Un altro guaio in sede europea per l’Italia, ma questa volta non riguarda le finanze statali. La Commissione Ue presieduta da José Manuel Barroso ha ufficialmente avviato una procedura d’infrazione contro Roma, colpevole di non aver fatto seguito alla sentenza della Corte di giustizia europea del novembre 2011, in cui s’invitava il legislatore a rimediare al vulnus giuridico concernente la responsabilità civile dei magistrati.
Alcuni collaboratori dell’organismo europeo, inoltre, hanno aggiunto che “se entro i prossimi mesi l’Italia non si adeguerà alla prima sentenza della Corte sarà deferita nuovamente ai giudici europei. Con il concreto rischio, questa volta, di dover pagare anche sanzioni pecuniarie”.
In realtà la legislazione italiana prevede l’avvio di meccanismi punitivi – in sede civile – per i magistrati solo in caso di “acclarato dolo o colpa grave”. Ma la Cassazione ha interpretato la norma in maniera così restrittiva da renderla sostanzialmente inapplicabile (e inapplicata).
La sentenza di Lussemburgo del 2011 reca le seguenti motivazioni: “Il diritto comunitario osta ad una legislazione nazionale che escluda, in maniera generale, la responsabilità dello Stato membro per i danni arrecati ai singoli a seguito di una violazione del diritto comunitario imputabile a un organo giurisdizionale di ultimo grado per il motivo che la violazione controversa risulta da un’interpretazione delle norme giuridiche o da una valutazione dei fatti e delle prove operate da tale organo giurisdizionale.
Il diritto comunitario osta altresì a una legislazione nazionale che limiti la sussistenza di tale responsabilità ai soli casi di dolo o colpa grave del giudice, ove una tale limitazione conducesse ad escludere la sussistenza della responsabilità dello Stato membro interessato in altri casi in cui sia stata commessa una violazione manifesta del diritto vigente, quale precisata ai punti 53-56 della sentenza 30 settembre 2003, causa C-224/01, Köbler”.
Dunque, secondo i giudici della Corte di Lussemburgo, la norma italiana contrasta con il diritto comunitario.
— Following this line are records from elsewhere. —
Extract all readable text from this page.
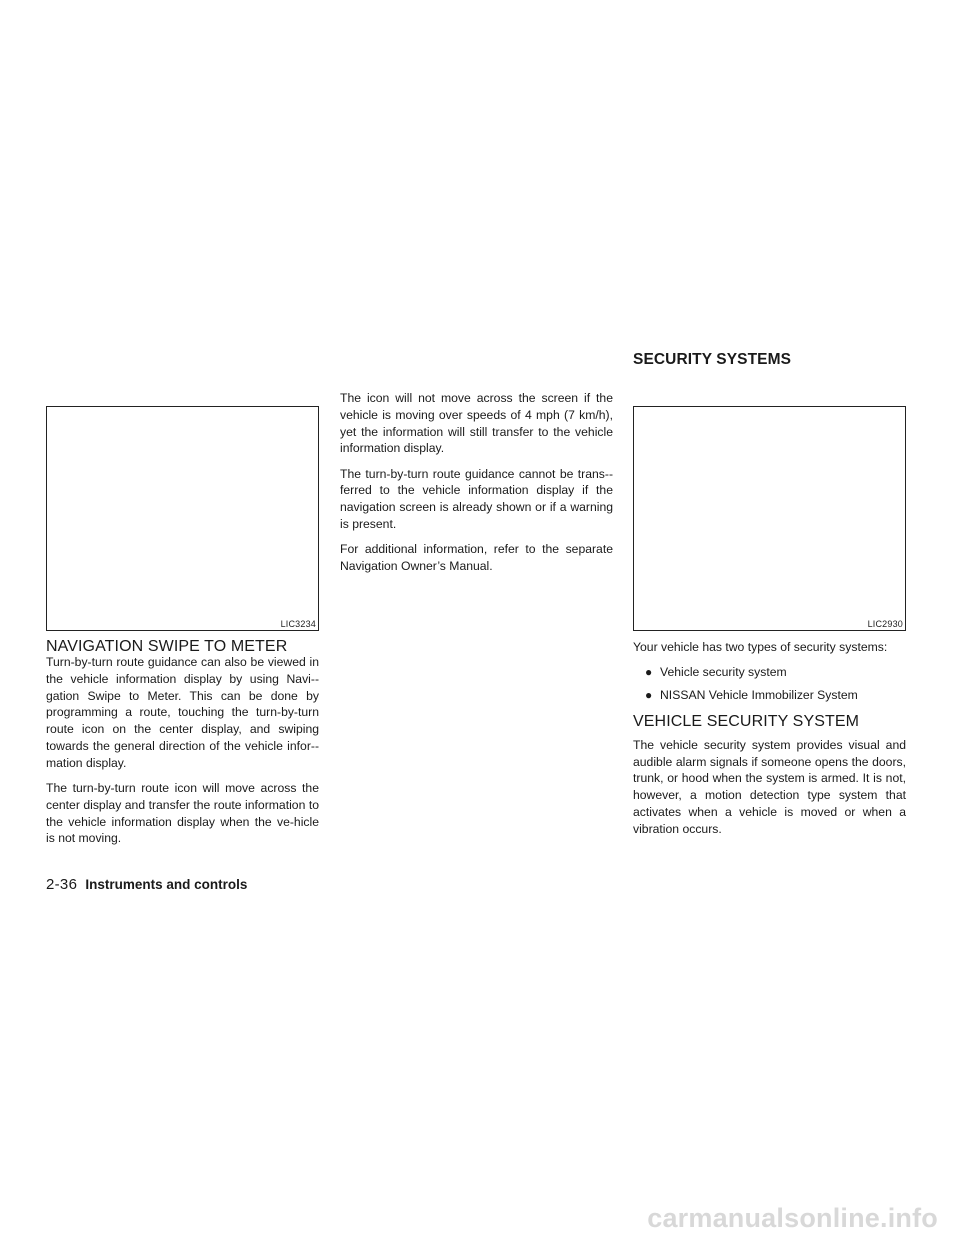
SECURITY SYSTEMS
LIC3234	LIC2930
NAVIGATION SWIPE TO METER

Turn-by-turn route guidance can also be viewed in the vehicle information display by using Navi-gation Swipe to Meter. This can be done by programming a route, touching the turn-by-turn route icon on the center display, and swiping towards the general direction of the vehicle infor-mation display.

The turn-by-turn route icon will move across the center display and transfer the route information to the vehicle information display when the ve-hicle is not moving.

The icon will not move across the screen if the vehicle is moving over speeds of 4 mph (7 km/h), yet the information will still transfer to the vehicle information display.

The turn-by-turn route guidance cannot be trans-ferred to the vehicle information display if the navigation screen is already shown or if a warning is present.

For additional information, refer to the separate Navigation Owner’s Manual.

Your vehicle has two types of security systems:

● Vehicle security system
● NISSAN Vehicle Immobilizer System
VEHICLE SECURITY SYSTEM

The vehicle security system provides visual and audible alarm signals if someone opens the doors, trunk, or hood when the system is armed. It is not, however, a motion detection type system that activates when a vehicle is moved or when a vibration occurs.

2-36 Instruments and controls
carmanualsonline.info
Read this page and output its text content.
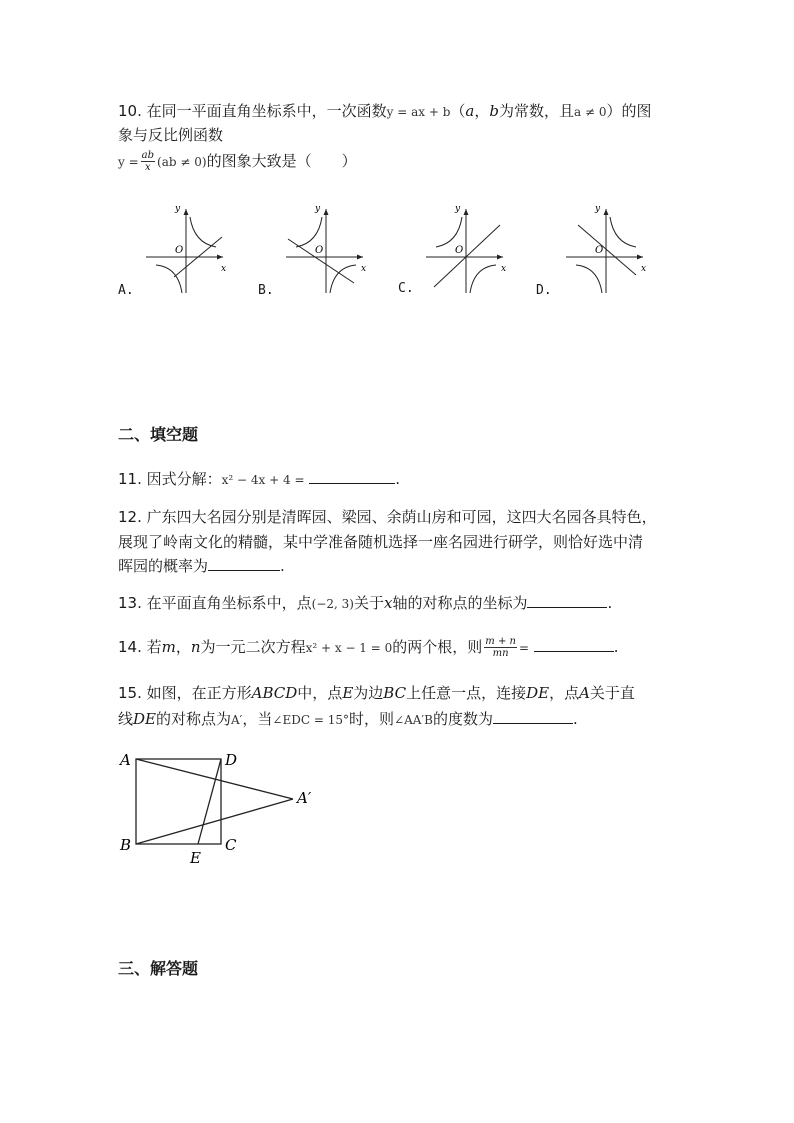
10. 在同一平面直角坐标系中，一次函数y = ax + b（a，b为常数，且a ≠ 0）的图
象与反比例函数
$y = \frac{ab}{x} (ab \ne 0)$的图象大致是（　　）
x
y
O
x
y
O
x
y
O
x
y
O
A.	B.	C.	D.
二、填空题
11. 因式分解：x² − 4x + 4 =	.
12. 广东四大名园分别是清晖园、梁园、余荫山房和可园，这四大名园各具特色，
展现了岭南文化的精髓，某中学准备随机选择一座名园进行研学，则恰好选中清
晖园的概率为	.
13. 在平面直角坐标系中，点(−2, 3)关于x轴的对称点的坐标为	.
14. 若m，n为一元二次方程x² + x − 1 = 0的两个根，则 $\frac{m + n}{mn}$ =	.
15. 如图，在正方形ABCD中，点E为边BC上任意一点，连接DE，点A关于直
线DE的对称点为A′，当∠EDC = 15°时，则∠AA′B的度数为	.
A
B	C
D
E
A′
三、解答题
Un comportamento simile è presente in Gran Bretagna, Francia e Spagna (anche in questi paesi bisogna dimostrare il dolo o, addirittura, non si può intervenire in alcun modo per via dell’immunità dei magistrati).
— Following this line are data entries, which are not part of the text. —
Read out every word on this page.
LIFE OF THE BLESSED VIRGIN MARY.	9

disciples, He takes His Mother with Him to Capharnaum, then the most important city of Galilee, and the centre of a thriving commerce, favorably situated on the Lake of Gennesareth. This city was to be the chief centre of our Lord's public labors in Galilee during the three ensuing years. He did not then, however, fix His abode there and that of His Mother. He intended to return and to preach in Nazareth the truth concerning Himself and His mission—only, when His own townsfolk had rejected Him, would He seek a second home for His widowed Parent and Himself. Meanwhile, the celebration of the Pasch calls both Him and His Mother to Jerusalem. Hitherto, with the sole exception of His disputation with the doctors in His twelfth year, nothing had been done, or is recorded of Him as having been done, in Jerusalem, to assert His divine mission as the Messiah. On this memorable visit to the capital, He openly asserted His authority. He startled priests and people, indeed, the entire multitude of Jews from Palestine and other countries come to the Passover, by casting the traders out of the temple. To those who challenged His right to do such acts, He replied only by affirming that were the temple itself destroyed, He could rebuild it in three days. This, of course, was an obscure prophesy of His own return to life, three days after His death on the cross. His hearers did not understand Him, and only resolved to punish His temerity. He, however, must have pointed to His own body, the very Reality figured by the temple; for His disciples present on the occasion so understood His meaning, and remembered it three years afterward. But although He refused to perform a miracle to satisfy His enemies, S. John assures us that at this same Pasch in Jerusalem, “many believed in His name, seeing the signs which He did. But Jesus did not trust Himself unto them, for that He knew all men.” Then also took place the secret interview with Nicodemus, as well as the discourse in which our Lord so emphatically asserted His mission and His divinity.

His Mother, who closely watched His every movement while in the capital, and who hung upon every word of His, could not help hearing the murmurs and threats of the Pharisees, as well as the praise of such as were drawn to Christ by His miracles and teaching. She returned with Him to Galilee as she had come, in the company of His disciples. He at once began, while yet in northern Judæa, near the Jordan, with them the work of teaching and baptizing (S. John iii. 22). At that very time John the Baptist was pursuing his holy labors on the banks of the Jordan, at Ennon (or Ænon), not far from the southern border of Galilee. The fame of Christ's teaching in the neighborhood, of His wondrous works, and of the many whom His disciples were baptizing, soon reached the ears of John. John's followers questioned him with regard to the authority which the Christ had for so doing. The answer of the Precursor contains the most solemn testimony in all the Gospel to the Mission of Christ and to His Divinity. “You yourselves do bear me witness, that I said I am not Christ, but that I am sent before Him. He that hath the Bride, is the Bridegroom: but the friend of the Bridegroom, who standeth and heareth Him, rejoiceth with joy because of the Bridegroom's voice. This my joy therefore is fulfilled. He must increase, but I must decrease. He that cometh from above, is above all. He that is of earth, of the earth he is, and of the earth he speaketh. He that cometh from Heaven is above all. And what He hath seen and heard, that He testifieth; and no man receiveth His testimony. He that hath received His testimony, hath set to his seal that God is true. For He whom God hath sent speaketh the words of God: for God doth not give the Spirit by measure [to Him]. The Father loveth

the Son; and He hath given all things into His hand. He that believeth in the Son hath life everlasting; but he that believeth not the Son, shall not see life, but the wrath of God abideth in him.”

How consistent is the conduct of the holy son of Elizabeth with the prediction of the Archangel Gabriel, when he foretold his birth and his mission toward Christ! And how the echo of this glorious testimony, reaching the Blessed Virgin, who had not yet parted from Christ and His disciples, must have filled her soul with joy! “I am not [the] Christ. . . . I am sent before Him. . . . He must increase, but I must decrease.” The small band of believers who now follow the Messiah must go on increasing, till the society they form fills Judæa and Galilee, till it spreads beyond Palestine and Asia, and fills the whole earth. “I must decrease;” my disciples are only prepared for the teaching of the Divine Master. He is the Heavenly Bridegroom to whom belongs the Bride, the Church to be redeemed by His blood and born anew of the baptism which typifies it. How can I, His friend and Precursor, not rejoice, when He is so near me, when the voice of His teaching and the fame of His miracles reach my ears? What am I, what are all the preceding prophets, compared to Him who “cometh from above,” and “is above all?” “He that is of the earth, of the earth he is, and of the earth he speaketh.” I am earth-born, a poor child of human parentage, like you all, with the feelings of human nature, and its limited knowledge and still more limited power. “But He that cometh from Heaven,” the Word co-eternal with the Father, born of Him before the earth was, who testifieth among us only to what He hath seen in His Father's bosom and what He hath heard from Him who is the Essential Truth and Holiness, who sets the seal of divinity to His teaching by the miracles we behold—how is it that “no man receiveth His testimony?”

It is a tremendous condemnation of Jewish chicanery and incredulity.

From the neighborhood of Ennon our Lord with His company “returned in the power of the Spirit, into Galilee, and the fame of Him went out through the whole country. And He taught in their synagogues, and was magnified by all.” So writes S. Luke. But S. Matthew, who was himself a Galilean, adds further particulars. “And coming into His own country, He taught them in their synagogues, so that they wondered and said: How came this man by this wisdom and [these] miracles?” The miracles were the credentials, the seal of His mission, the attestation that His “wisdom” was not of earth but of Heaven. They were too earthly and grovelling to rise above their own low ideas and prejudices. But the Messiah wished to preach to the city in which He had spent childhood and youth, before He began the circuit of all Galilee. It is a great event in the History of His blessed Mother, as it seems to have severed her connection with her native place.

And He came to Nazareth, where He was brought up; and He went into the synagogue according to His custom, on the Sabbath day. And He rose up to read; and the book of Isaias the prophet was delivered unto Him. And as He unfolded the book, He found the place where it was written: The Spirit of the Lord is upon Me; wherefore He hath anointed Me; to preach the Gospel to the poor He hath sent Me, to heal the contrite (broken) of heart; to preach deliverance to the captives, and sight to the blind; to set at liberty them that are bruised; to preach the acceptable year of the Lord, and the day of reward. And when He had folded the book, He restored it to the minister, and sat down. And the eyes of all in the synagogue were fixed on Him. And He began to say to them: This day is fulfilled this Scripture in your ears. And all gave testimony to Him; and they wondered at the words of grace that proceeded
Nel febbraio 2012, il deputato leghista Gianluca Pini presentò un emendamento “riparativo” alla legge comunitaria, ma non venne approvato in seconda lettura al Senato. In quel frangente, l’Associazione nazionale magistrati chiese di “stralciare la norma Pini così come era stata presentata dal relatore”.
Pronta la reazione di Renato Brunetta, capogruppo Pdl a Montecitorio: “La responsabilità civile dei magistrati dev’essere legge, come da precisa norma della Ue – dice l’ex ministro –. In Italia non lo è. E l’Europa intende punirci. Il centrodestra si è battuto per far sì che anche i magistrati siano considerati cittadini uguali agli altri, almeno nel pagare i danni quando li provocano. La loro lobby, sostenuta dalla sinistra con equivoca compiacenza, ha impedito che questo principio elementare divenisse regola e prassi. Chi pagherà la multa? I magistrati? La sinistra? L’indignazione si mescola alla soddisfazione: c’è un giudice a Berlino, anzi a Bruxelles”.
Mentre Maurizio Gasparri esulta: “Serviva la Commissione Ue per riaffermare un principio elementare: chi sbaglia paga, anche se si tratta di un magistrato”. L’Europa c’è. Almeno quando conviene.